PhD Proposal Presentation

Date: November 9, 2017

Time: 12-2pm

Location: EBB 4029 (Georgia Institute of Technology)

Committee:

Advisor: Manu O. Platt, PhD

Edward A. Botchwey, PhD

Johnna S. Temenoff, PhD

Rodney Averett, PhD

Clinton Joiner, MD, PhD

Roger D. Kamm, PhD

Title: Cathepsin-Mediated Fibrin(ogen)olysis Matrix and Vasculature Remodeling

Abstract:

Cysteine cathepsins are powerful proteases involved in tissue destructive disease progression, including vasculogenesis and pathogenic vascular remodeling. These enzymes have been identified as the most potent mammalian collagenases and elastases. However, their potential roles in polymerizing and degrading fibrin, an essential blood clotting protein and commonly used biomaterial scaffold for tissue repair, have not been well characterized. Preliminary work shows that cathepsins K, L, and S are fibrin(ogen)olytic, which can help uncover unknown mechanisms for matrix destabilization, having implications in biomaterial design and aberrant blood clotting in vascular diseases.  To identify the putative role of cathepsin-mediated fibrin(ogen)olysis, we will use a fibrin-based construct as a biological mimicking test bed and sickle cell disease for a pathological condition.
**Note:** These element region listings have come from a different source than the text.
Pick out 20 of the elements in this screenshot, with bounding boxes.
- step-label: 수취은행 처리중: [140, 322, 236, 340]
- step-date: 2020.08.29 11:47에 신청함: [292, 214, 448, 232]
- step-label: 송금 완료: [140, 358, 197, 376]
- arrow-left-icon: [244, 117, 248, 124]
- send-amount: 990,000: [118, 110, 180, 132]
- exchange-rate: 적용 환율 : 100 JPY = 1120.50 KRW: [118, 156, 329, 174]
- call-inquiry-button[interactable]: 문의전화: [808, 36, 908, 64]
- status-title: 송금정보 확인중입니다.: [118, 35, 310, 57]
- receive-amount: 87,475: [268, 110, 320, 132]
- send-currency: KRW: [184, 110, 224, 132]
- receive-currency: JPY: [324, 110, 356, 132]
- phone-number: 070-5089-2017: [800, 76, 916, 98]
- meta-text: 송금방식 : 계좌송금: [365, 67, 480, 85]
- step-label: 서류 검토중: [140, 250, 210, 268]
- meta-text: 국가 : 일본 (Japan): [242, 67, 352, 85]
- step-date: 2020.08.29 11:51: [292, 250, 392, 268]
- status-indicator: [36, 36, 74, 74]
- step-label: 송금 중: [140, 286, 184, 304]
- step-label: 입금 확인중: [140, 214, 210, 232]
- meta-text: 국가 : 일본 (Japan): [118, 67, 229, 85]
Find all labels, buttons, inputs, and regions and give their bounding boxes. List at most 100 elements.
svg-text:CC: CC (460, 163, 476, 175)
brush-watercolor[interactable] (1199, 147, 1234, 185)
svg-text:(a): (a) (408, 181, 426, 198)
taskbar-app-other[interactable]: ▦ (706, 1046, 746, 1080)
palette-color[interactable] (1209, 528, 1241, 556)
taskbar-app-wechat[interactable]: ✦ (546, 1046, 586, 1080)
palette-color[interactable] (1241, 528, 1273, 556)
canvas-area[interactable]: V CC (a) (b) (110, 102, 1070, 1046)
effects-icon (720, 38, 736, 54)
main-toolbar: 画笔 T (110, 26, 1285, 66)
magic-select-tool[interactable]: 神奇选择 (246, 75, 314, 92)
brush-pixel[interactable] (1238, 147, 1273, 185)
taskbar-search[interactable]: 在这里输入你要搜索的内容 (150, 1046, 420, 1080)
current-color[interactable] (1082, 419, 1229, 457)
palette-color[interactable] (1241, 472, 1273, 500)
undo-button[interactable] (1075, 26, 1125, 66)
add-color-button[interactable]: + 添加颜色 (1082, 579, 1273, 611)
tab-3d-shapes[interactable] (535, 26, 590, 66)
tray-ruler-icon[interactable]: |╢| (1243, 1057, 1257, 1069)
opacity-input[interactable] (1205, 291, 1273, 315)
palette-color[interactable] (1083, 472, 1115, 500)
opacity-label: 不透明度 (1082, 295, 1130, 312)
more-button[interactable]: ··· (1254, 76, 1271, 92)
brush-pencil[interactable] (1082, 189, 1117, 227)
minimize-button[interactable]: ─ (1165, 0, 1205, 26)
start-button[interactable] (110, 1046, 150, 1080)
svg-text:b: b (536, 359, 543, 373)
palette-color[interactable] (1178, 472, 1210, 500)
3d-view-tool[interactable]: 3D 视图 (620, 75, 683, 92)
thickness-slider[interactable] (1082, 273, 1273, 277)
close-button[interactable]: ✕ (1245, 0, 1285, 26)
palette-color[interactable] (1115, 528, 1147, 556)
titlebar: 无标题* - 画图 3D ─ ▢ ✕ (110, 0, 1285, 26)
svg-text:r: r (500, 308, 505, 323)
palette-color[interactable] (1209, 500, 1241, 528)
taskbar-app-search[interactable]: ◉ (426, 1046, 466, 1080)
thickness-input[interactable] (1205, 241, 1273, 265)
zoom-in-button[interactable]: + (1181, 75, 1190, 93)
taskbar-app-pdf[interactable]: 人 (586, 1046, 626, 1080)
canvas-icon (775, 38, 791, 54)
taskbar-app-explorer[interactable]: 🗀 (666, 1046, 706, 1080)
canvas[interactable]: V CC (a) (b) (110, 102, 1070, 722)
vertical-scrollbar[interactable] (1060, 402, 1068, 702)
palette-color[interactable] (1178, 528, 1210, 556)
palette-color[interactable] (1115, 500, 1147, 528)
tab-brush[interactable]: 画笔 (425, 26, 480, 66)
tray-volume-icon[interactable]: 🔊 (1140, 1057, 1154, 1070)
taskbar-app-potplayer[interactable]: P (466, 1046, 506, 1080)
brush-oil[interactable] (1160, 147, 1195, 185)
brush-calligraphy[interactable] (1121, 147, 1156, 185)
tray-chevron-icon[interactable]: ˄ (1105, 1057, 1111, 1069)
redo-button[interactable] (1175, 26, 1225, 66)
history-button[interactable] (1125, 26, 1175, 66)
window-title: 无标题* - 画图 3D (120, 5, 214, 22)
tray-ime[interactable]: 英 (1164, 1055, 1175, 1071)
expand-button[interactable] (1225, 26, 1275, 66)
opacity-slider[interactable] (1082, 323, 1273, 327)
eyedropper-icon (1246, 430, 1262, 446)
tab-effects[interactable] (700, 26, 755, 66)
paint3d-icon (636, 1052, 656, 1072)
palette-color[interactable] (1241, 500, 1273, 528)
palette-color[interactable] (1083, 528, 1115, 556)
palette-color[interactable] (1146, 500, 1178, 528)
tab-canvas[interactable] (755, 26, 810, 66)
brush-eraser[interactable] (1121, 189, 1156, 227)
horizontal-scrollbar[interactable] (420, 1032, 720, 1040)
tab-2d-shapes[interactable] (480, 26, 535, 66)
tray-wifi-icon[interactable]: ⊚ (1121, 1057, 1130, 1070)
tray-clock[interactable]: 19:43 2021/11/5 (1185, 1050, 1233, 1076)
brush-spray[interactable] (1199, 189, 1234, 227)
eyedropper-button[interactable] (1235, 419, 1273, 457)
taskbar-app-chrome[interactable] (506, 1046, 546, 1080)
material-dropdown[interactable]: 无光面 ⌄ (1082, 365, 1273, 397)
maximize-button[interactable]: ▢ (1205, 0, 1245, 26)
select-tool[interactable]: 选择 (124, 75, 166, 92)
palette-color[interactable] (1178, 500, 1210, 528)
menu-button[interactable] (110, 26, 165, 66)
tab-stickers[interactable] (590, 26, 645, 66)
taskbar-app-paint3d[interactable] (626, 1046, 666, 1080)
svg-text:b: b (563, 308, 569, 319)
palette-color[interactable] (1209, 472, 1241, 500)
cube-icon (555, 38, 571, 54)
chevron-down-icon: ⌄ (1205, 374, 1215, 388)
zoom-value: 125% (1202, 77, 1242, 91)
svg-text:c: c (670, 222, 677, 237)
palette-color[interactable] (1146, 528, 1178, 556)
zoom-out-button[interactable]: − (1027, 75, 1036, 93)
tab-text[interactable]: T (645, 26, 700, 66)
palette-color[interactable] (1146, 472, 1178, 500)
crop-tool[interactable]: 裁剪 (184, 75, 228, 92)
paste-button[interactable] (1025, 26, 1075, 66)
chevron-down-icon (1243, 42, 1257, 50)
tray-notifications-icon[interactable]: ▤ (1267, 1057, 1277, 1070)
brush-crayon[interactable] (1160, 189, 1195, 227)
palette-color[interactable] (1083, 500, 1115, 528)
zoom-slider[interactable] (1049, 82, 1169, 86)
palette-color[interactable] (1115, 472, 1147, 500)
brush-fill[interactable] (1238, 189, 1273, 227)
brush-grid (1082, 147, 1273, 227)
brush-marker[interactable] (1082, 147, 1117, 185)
The central hypothesis of my proposal is that cysteine cathepsins have fibrin(ogen)olytic properties that contribute to fibrin-based construct destabilization and aberrant blood clotting in sickle cell disease. Perfusable microvascular networks (MVNs) are fibrin-based constructs which destabilize within days and collapse due to unknown mechanisms. We hypothesize that cysteine cathepsins, known to be secreted by MVN constituents, endothelial cells and fibroblasts, can hydrolyze fibrin(ogen) and destabilize MVNs. Further, we have shown that cathepsins are upregulated and involved in vascular remodeling in SCD. People with sickle cell disease experience hypercoagulation, or excessive blood clotting, characterized by increased fibrinogen and fibrinopeptide A levels, which can lead to vaso-occlusion and sickle pain crisis (severe pain due to occluded blood vessels). We hypothesize that upregulated cathepsins can cleave fibrinogen, releasing and increasing fibrinopeptide A levels in SCD. We will test our hypotheses with the following aims: 1) control proteolytic activity in microvasculature networks and 2) assess how cathepsins cleave fibrinogen to understand abnormal blood clotting mechanisms in sickle cell disease.